I made a comment as to whether or not the WTC towers could stand a burning inferno for very long and within a few moments one was crumbling to the ground. Then went the other. I had never been more horrified in my life. I had been calling my mother giving her updates and she was already crying. I wanted so badly to cry right there at my desk. I could not imagine being able to complete my job that day I was in so much distress it had become visible on my face.

I heard that we were allowed to leave for the day to reflect, pray and be with family, so I left. As soon as the doors of the elevator shut behind me, I went hysterically into tears. I couldn't handle the amount of fear or sorrow running through my body. I never thought I would see the day when something so horrific would happen, but I have. I'm all the way in Florida and know no one in the WTC or the Pentagon and I am still profoundly effected by this, as everyone else is. I will never forget where I was or what I was doing the very moment the world came crashing down.

Victoria | 23 | Florida

#141 | Sunday, September 23rd 2001
Every day, at the end of second period, my high school gives announcements over CCTV. They play the announcements on channel 48, overriding CNN Headline News. After the school announcements were done, the TVs throughout the school went back to showing CNN, where the current headline was "2 planes crash into World Trade Center towers."

I thought it was an impossible coincidence. I actually laughed. It seemed impossible that, in the same day, two planes would crash into two towers of the WTC. I knew no commercial pilot could hit such huge buildings, so I assumed the planes were small planes, probably flown by student pilots, and that no damage had been done.

At the beginning of third period, the principal gave an announcement over the intercom giving the details of what had happened. My teacher had the television on. I saw the plane hit the second tower, and realized that the crash was no accident. The news anchors then talked about a plane crashing into the Pentagon, and a bomb outside the State Department (reported as fact at the time, even though it turned out to be false.) We watched the Twin Towers crumble.

That was my education for that day.

Gavin Baker | 15 | Florida

#89 | Wednesday, September 19th 2001
I'm sitting at my desk at work, having arrived only minutes ago. I'm alone in the room. Someone passes by the door calling, "Did you hear that?"

"No, what?"

"Two planes crashed head on..."

"Oh man," I think.

"...into the World Trade Center."

"WHAT?!"

For the next two hours we all watch tv in the conference room in solemnity and shock, before intermittently trying to go back to our desks and work.

Anthony | 25 | Florida

#61 | Monday, September 17th 2001
I was sleeping. I wish I never woke up.

I'm a student in Florida and my only class on Tuesday is at 6pm, so I couldn't resist sleeping in. Looking back, I feel like I must have been the last person on earth to hear the horrific news.
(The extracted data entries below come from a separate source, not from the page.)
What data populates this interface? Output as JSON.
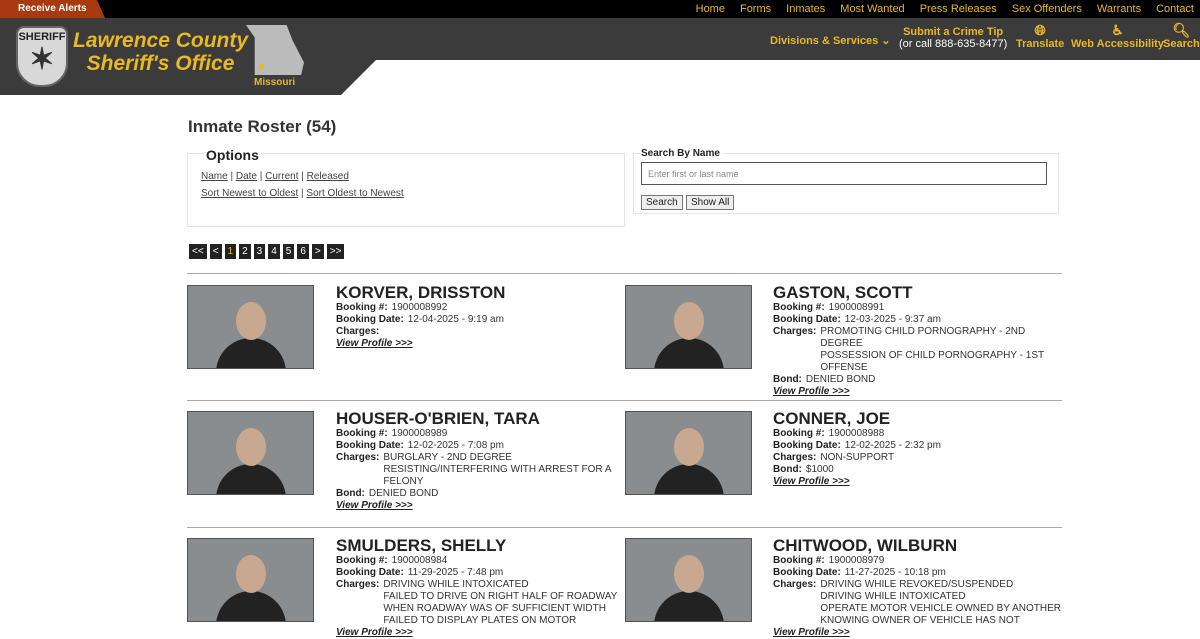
{
  "topbar": {
    "alerts": "Receive Alerts",
    "nav": [
      "Home",
      "Forms",
      "Inmates",
      "Most Wanted",
      "Press Releases",
      "Sex Offenders",
      "Warrants",
      "Contact"
    ]
  },
  "header": {
    "badge_text": "SHERIFF",
    "title_line1": "Lawrence County",
    "title_line2": "Sheriff's Office",
    "state": "Missouri",
    "divisions": "Divisions & Services",
    "tip_line1": "Submit a Crime Tip",
    "tip_line2": "(or call 888-635-8477)",
    "translate": "Translate",
    "accessibility": "Web Accessibility",
    "search": "Search",
    "accent": "#e9b825"
  },
  "page": {
    "title": "Inmate Roster (54)"
  },
  "options": {
    "heading": "Options",
    "filters": [
      "Name",
      "Date",
      "Current",
      "Released"
    ],
    "sorts": [
      "Sort Newest to Oldest",
      "Sort Oldest to Newest"
    ]
  },
  "search": {
    "label": "Search By Name",
    "placeholder": "Enter first or last name",
    "search_btn": "Search",
    "show_all_btn": "Show All"
  },
  "pager": [
    "<<",
    "<",
    "1",
    "2",
    "3",
    "4",
    "5",
    "6",
    ">",
    ">>"
  ],
  "labels": {
    "booking": "Booking #:",
    "date": "Booking Date:",
    "charges": "Charges:",
    "bond": "Bond:",
    "view": "View Profile >>>"
  },
  "inmates": [
    {
      "name": "KORVER, DRISSTON",
      "booking": "1900008992",
      "date": "12-04-2025 - 9:19 am",
      "charges": [],
      "bond": null
    },
    {
      "name": "GASTON, SCOTT",
      "booking": "1900008991",
      "date": "12-03-2025 - 9:37 am",
      "charges": [
        "PROMOTING CHILD PORNOGRAPHY - 2ND DEGREE",
        "POSSESSION OF CHILD PORNOGRAPHY - 1ST OFFENSE"
      ],
      "bond": "DENIED BOND"
    },
    {
      "name": "HOUSER-O'BRIEN, TARA",
      "booking": "1900008989",
      "date": "12-02-2025 - 7:08 pm",
      "charges": [
        "BURGLARY - 2ND DEGREE",
        "RESISTING/INTERFERING WITH ARREST FOR A FELONY"
      ],
      "bond": "DENIED BOND"
    },
    {
      "name": "CONNER, JOE",
      "booking": "1900008988",
      "date": "12-02-2025 - 2:32 pm",
      "charges": [
        "NON-SUPPORT"
      ],
      "bond": "$1000"
    },
    {
      "name": "SMULDERS, SHELLY",
      "booking": "1900008984",
      "date": "11-29-2025 - 7:48 pm",
      "charges": [
        "DRIVING WHILE INTOXICATED",
        "FAILED TO DRIVE ON RIGHT HALF OF ROADWAY WHEN ROADWAY WAS OF SUFFICIENT WIDTH",
        "FAILED TO DISPLAY PLATES ON MOTOR"
      ],
      "bond": null
    },
    {
      "name": "CHITWOOD, WILBURN",
      "booking": "1900008979",
      "date": "11-27-2025 - 10:18 pm",
      "charges": [
        "DRIVING WHILE REVOKED/SUSPENDED",
        "DRIVING WHILE INTOXICATED",
        "OPERATE MOTOR VEHICLE OWNED BY ANOTHER KNOWING OWNER OF VEHICLE HAS NOT"
      ],
      "bond": null
    }
  ]
}
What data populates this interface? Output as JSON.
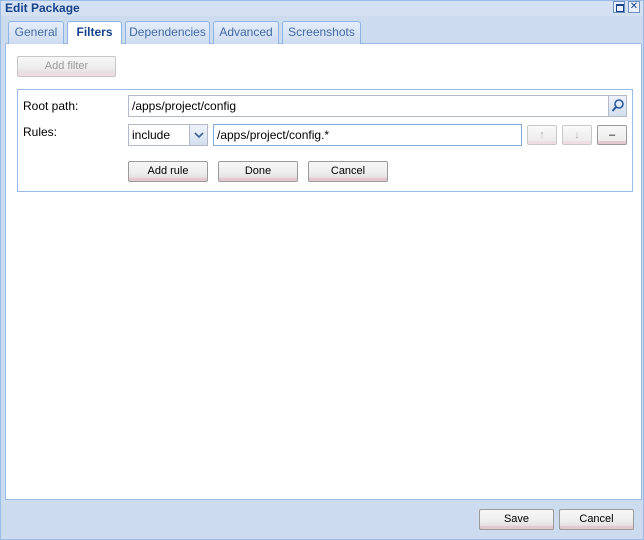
{
  "window": {
    "title": "Edit Package",
    "maximize_icon": "maximize-icon",
    "close_icon": "close-icon",
    "close_glyph": "✕"
  },
  "tabs": [
    {
      "label": "General"
    },
    {
      "label": "Filters"
    },
    {
      "label": "Dependencies"
    },
    {
      "label": "Advanced"
    },
    {
      "label": "Screenshots"
    }
  ],
  "active_tab": "Filters",
  "filters": {
    "add_filter_label": "Add filter",
    "root_path_label": "Root path:",
    "root_path_value": "/apps/project/config",
    "search_icon": "search-icon",
    "rules_label": "Rules:",
    "rule_mode_value": "include",
    "rule_pattern_value": "/apps/project/config.*",
    "move_up_label": "↑",
    "move_down_label": "↓",
    "remove_label": "–",
    "add_rule_label": "Add rule",
    "done_label": "Done",
    "cancel_label": "Cancel"
  },
  "footer": {
    "save_label": "Save",
    "cancel_label": "Cancel"
  },
  "colors": {
    "title_text": "#15428b",
    "border": "#99bbe8",
    "window_bg": "#cddbee"
  }
}
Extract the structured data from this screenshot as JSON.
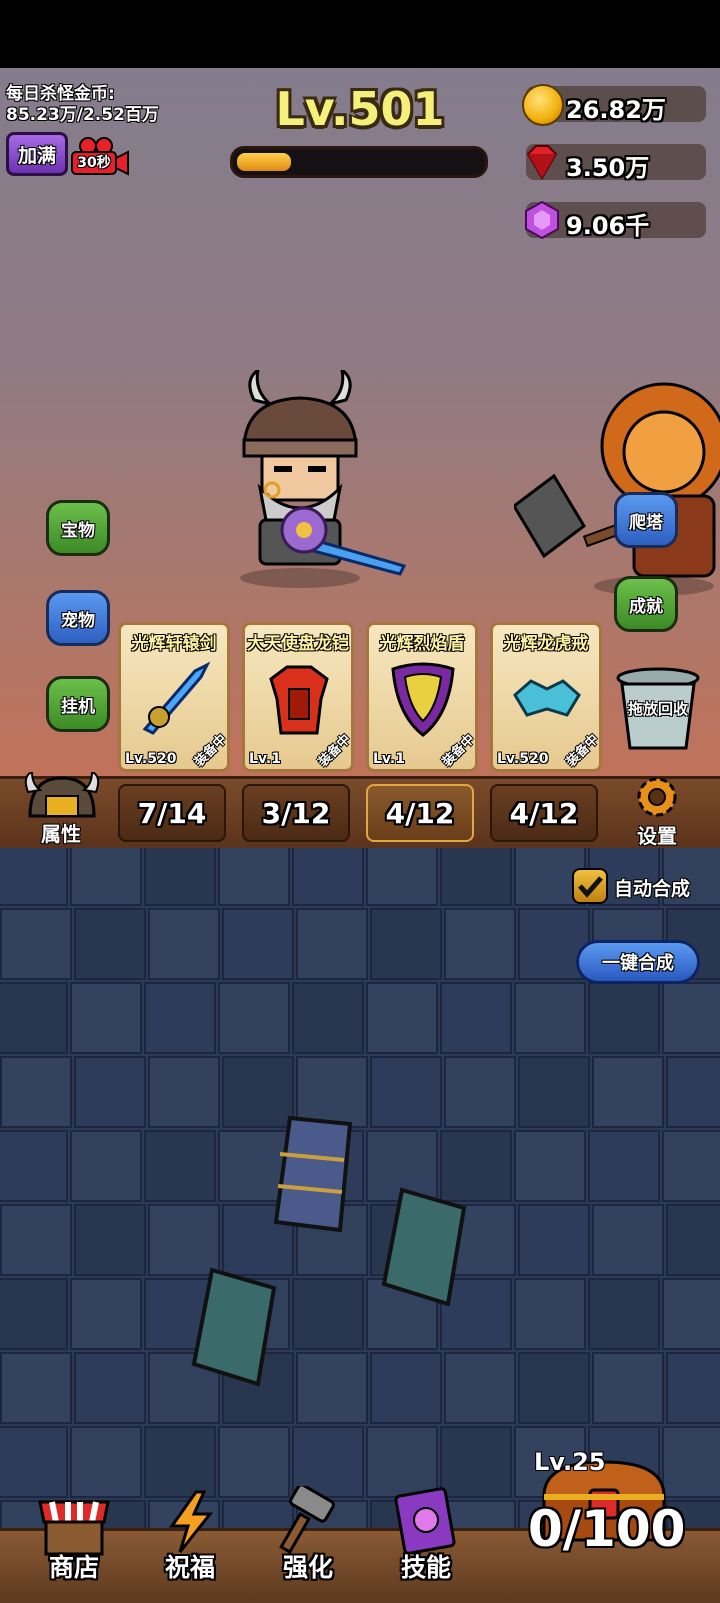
{
  "hud": {
    "daily_gold_label": "每日杀怪金币:",
    "daily_gold_value": "85.23万/2.52百万",
    "fill_button": "加满",
    "ad_timer": "30秒",
    "level": "Lv.501",
    "xp_progress": 0.22
  },
  "resources": {
    "gold": "26.82万",
    "ruby": "3.50万",
    "amethyst": "9.06千"
  },
  "side_left": [
    "宝物",
    "宠物",
    "挂机"
  ],
  "side_right": [
    "爬塔",
    "成就"
  ],
  "equipment": [
    {
      "title": "光辉轩辕剑",
      "level": "Lv.520",
      "status": "装备中"
    },
    {
      "title": "大天使盘龙铠",
      "level": "Lv.1",
      "status": "装备中"
    },
    {
      "title": "光辉烈焰盾",
      "level": "Lv.1",
      "status": "装备中"
    },
    {
      "title": "光辉龙虎戒",
      "level": "Lv.520",
      "status": "装备中"
    }
  ],
  "recycle_label": "拖放回收",
  "slots": {
    "attributes_label": "属性",
    "counts": [
      "7/14",
      "3/12",
      "4/12",
      "4/12"
    ],
    "active_index": 2,
    "settings_label": "设置"
  },
  "merge": {
    "auto_label": "自动合成",
    "auto_checked": true,
    "one_click_label": "一键合成"
  },
  "chest": {
    "level": "Lv.25",
    "count": "0/100"
  },
  "nav": [
    "商店",
    "祝福",
    "强化",
    "技能"
  ],
  "colors": {
    "level_text": "#f5f07a",
    "xp_fill": "#f2a21e",
    "gold": "#f7c21a",
    "ruby": "#e0202a",
    "amethyst": "#c050e0"
  }
}
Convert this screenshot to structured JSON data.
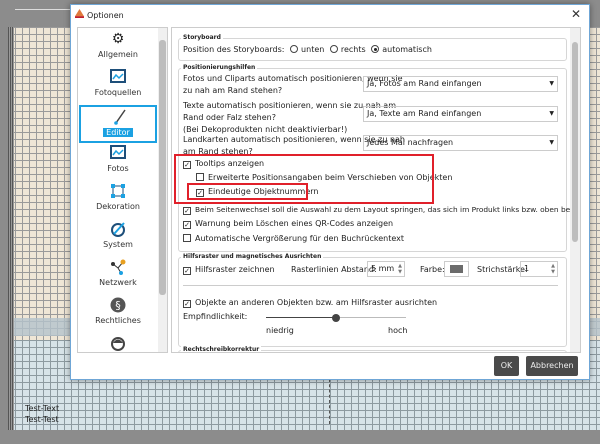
{
  "window": {
    "title": "Optionen",
    "close_icon": "close-icon"
  },
  "sidebar": {
    "items": [
      {
        "label": "Allgemein",
        "icon": "gear-icon"
      },
      {
        "label": "Fotoquellen",
        "icon": "image-icon"
      },
      {
        "label": "Editor",
        "icon": "brush-icon",
        "selected": true
      },
      {
        "label": "Fotos",
        "icon": "image-icon"
      },
      {
        "label": "Dekoration",
        "icon": "frame-icon"
      },
      {
        "label": "System",
        "icon": "system-icon"
      },
      {
        "label": "Netzwerk",
        "icon": "network-icon"
      },
      {
        "label": "Rechtliches",
        "icon": "paragraph-icon"
      },
      {
        "label": "",
        "icon": "support-icon"
      }
    ]
  },
  "storyboard": {
    "title": "Storyboard",
    "label": "Position des Storyboards:",
    "options": [
      "unten",
      "rechts",
      "automatisch"
    ],
    "selected": "automatisch"
  },
  "positioning": {
    "title": "Positionierungshilfen",
    "fotos": {
      "label1": "Fotos und Cliparts automatisch positionieren, wenn sie",
      "label2": "zu nah am Rand stehen?",
      "value": "Ja, Fotos am Rand einfangen"
    },
    "texte": {
      "label1": "Texte automatisch positionieren, wenn sie zu nah am",
      "label2": "Rand oder Falz stehen?",
      "label3": "(Bei Dekoprodukten nicht deaktivierbar!)",
      "value": "Ja, Texte am Rand einfangen"
    },
    "karten": {
      "label1": "Landkarten automatisch positionieren, wenn sie zu nah",
      "label2": "am Rand stehen?",
      "value": "Jedes Mal nachfragen"
    },
    "checks": [
      {
        "label": "Tooltips anzeigen",
        "checked": true
      },
      {
        "label": "Erweiterte Positionsangaben beim Verschieben von Objekten",
        "checked": false
      },
      {
        "label": "Eindeutige Objektnummern",
        "checked": true
      },
      {
        "label": "Beim Seitenwechsel soll die Auswahl zu dem Layout springen, das sich im Produkt links bzw. oben befindet.",
        "checked": true
      },
      {
        "label": "Warnung beim Löschen eines QR-Codes anzeigen",
        "checked": true
      },
      {
        "label": "Automatische Vergrößerung für den Buchrückentext",
        "checked": false
      }
    ]
  },
  "grid": {
    "title": "Hilfsraster und magnetisches Ausrichten",
    "draw": {
      "label": "Hilfsraster zeichnen",
      "checked": true
    },
    "spacing_label": "Rasterlinien Abstand:",
    "spacing_value": "5 mm",
    "color_label": "Farbe:",
    "color_value": "#6b6b6b",
    "stroke_label": "Strichstärke:",
    "stroke_value": "1",
    "snap": {
      "label": "Objekte an anderen Objekten bzw. am Hilfsraster ausrichten",
      "checked": true
    },
    "sensitivity_label": "Empfindlichkeit:",
    "sensitivity_value": 0.5,
    "low": "niedrig",
    "high": "hoch"
  },
  "spell": {
    "title": "Rechtschreibkorrektur"
  },
  "buttons": {
    "ok": "OK",
    "cancel": "Abbrechen"
  },
  "canvas": {
    "text1": "Test-Text",
    "text2": "Test-Test"
  },
  "colors": {
    "accent": "#1ba1e2",
    "highlight": "#e0202a",
    "button": "#4a4a4a"
  }
}
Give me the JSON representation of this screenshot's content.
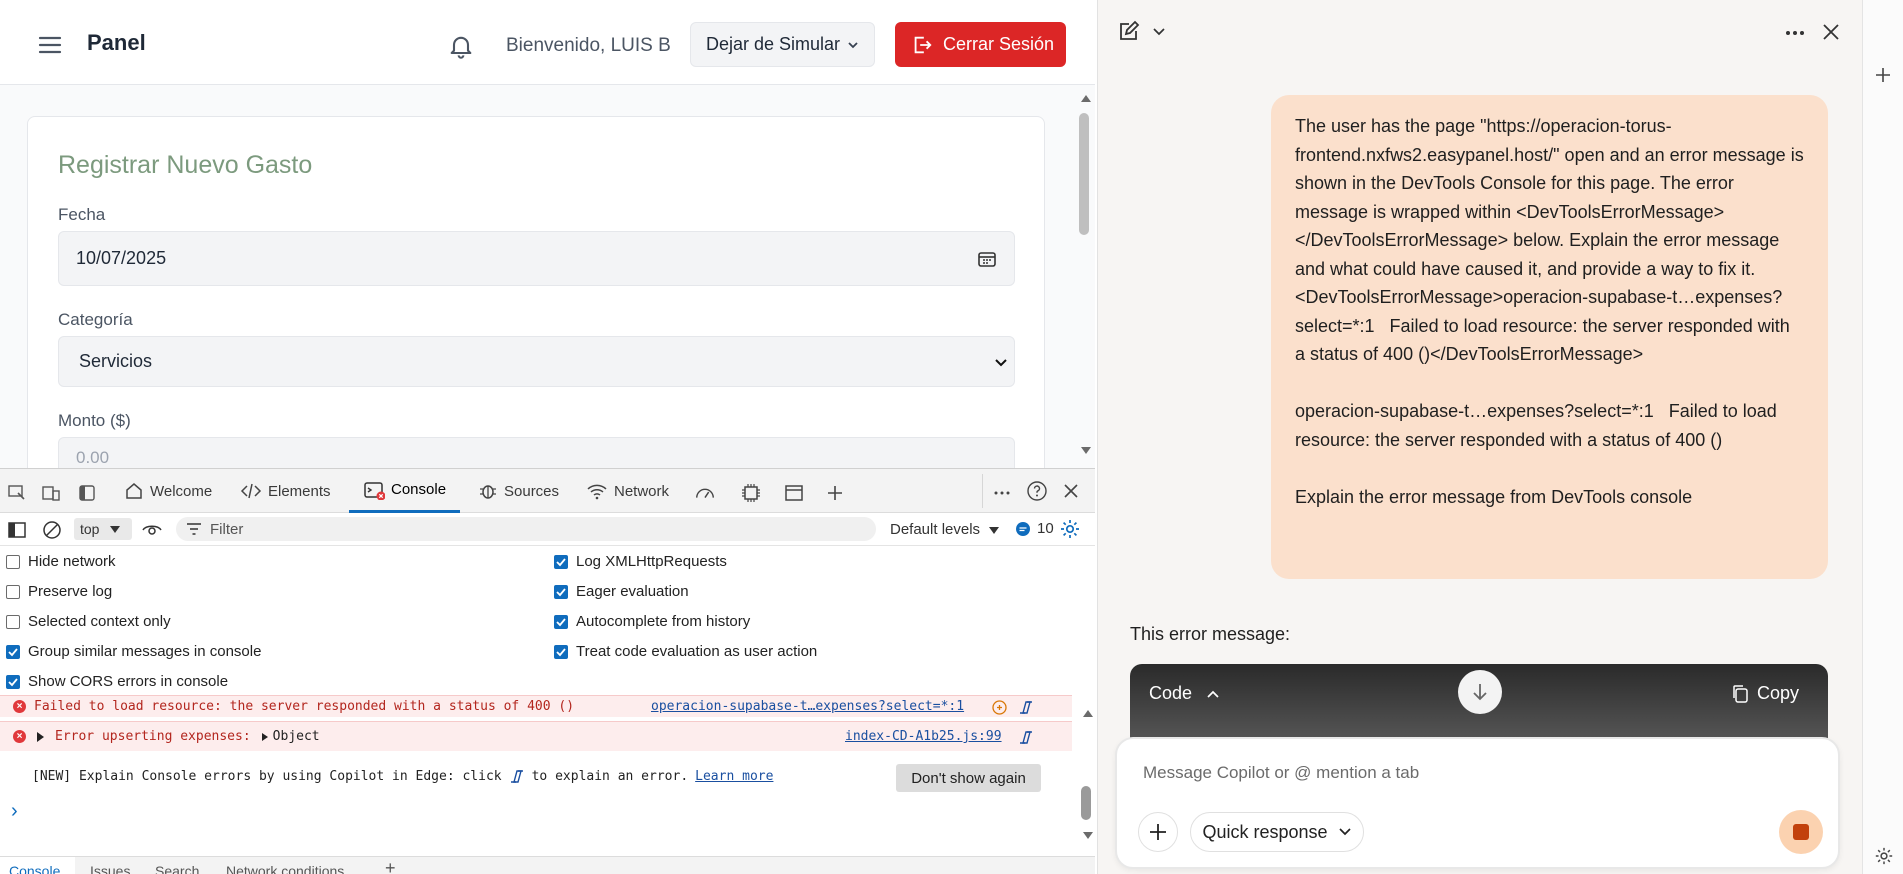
{
  "app": {
    "title": "Panel",
    "welcome": "Bienvenido, LUIS B",
    "simulate_button": "Dejar de Simular",
    "logout_button": "Cerrar Sesión",
    "form": {
      "title": "Registrar Nuevo Gasto",
      "date_label": "Fecha",
      "date_value": "10/07/2025",
      "category_label": "Categoría",
      "category_value": "Servicios",
      "amount_label": "Monto ($)",
      "amount_placeholder": "0.00"
    }
  },
  "devtools": {
    "tabs": [
      "Welcome",
      "Elements",
      "Console",
      "Sources",
      "Network"
    ],
    "active_tab": "Console",
    "context": "top",
    "filter_placeholder": "Filter",
    "levels": "Default levels",
    "issue_count": "10",
    "settings_left": [
      {
        "label": "Hide network",
        "checked": false
      },
      {
        "label": "Preserve log",
        "checked": false
      },
      {
        "label": "Selected context only",
        "checked": false
      },
      {
        "label": "Group similar messages in console",
        "checked": true
      },
      {
        "label": "Show CORS errors in console",
        "checked": true
      }
    ],
    "settings_right": [
      {
        "label": "Log XMLHttpRequests",
        "checked": true
      },
      {
        "label": "Eager evaluation",
        "checked": true
      },
      {
        "label": "Autocomplete from history",
        "checked": true
      },
      {
        "label": "Treat code evaluation as user action",
        "checked": true
      }
    ],
    "messages": [
      {
        "text": "Failed to load resource: the server responded with a status of 400 ()",
        "source": "operacion-supabase-t…expenses?select=*:1"
      },
      {
        "text": "Error upserting expenses:",
        "object": "Object",
        "source": "index-CD-A1b25.js:99"
      }
    ],
    "tip": {
      "prefix": "[NEW] Explain Console errors by using Copilot in Edge: click",
      "suffix": "to explain an error.",
      "link": "Learn more",
      "button": "Don't show again"
    },
    "prompt": "›",
    "bottom_tabs": [
      "Console",
      "Issues",
      "Search",
      "Network conditions"
    ]
  },
  "copilot": {
    "user_message": "The user has the page \"https://operacion-torus-frontend.nxfws2.easypanel.host/\" open and an error message is shown in the DevTools Console for this page. The error message is wrapped within <DevToolsErrorMessage></DevToolsErrorMessage> below. Explain the error message and what could have caused it, and provide a way to fix it. <DevToolsErrorMessage>operacion-supabase-t…expenses?select=*:1   Failed to load resource: the server responded with a status of 400 ()</DevToolsErrorMessage>\n\noperacion-supabase-t…expenses?select=*:1   Failed to load resource: the server responded with a status of 400 ()\n\nExplain the error message from DevTools console",
    "response_intro": "This error message:",
    "code_label": "Code",
    "copy_label": "Copy",
    "composer_placeholder": "Message Copilot or @ mention a tab",
    "mode": "Quick response"
  }
}
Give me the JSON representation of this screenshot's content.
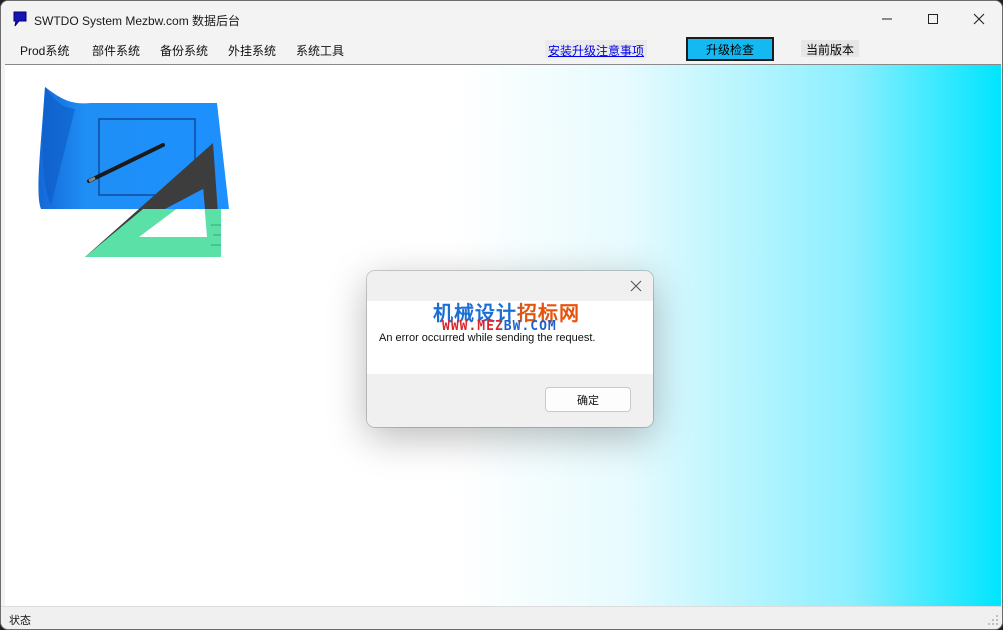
{
  "window": {
    "title": "SWTDO System Mezbw.com 数据后台"
  },
  "menubar": {
    "items": [
      {
        "label": "Prod系统"
      },
      {
        "label": "部件系统"
      },
      {
        "label": "备份系统"
      },
      {
        "label": "外挂系统"
      },
      {
        "label": "系统工具"
      }
    ],
    "upgrade_notes_link": "安装升级注意事项",
    "upgrade_check_button": "升级检查",
    "current_version_label": "当前版本"
  },
  "dialog": {
    "watermark_title": "机械设计招标网",
    "watermark_url": "WWW.MEZBW.COM",
    "message": "An error occurred while sending the request.",
    "ok_label": "确定"
  },
  "statusbar": {
    "text": "状态"
  },
  "icons": {
    "app": "app-icon",
    "minimize": "minimize-icon",
    "maximize": "maximize-icon",
    "close": "close-icon",
    "dialog_close": "dialog-close-icon",
    "size_grip": "size-grip-icon",
    "logo": "drafting-logo"
  },
  "colors": {
    "upgrade_button_bg": "#13b9f0",
    "content_gradient_end": "#00e5ff",
    "logo_paper": "#1e90ff",
    "logo_triangle": "#5be0a8"
  }
}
I got up at 3pm (yes - a very late sleep indeed), and checked my email to find at least a dozen messages: "Donate blood!" "All classes cancelled today" etc. I didn't read them because the subject headers didn't make any immediate sense. Then I saw one from my parents, which I read, and it mentioned "bombings" in NY and DC (I grew up in DC and half my relatives live in NYC). And I thought, "What?" The whole idea of this country being attacked just did not register. Even if I hadn't just woken up, I reacted as if it was the most nonsensical thing I'd ever been told. It just could not be true.

But it was. This unspeakable thing was true; it had happened. I spent my entire childhood fearing nuclear attack. It was only after the cold war was "offically over" that I regained some sense of ease. Now this - airplanes plunging into buildings filled with innocent people. I have never heard so many sad stories in my whole life as I have in the past week.

Like I said: I wish I never woke up.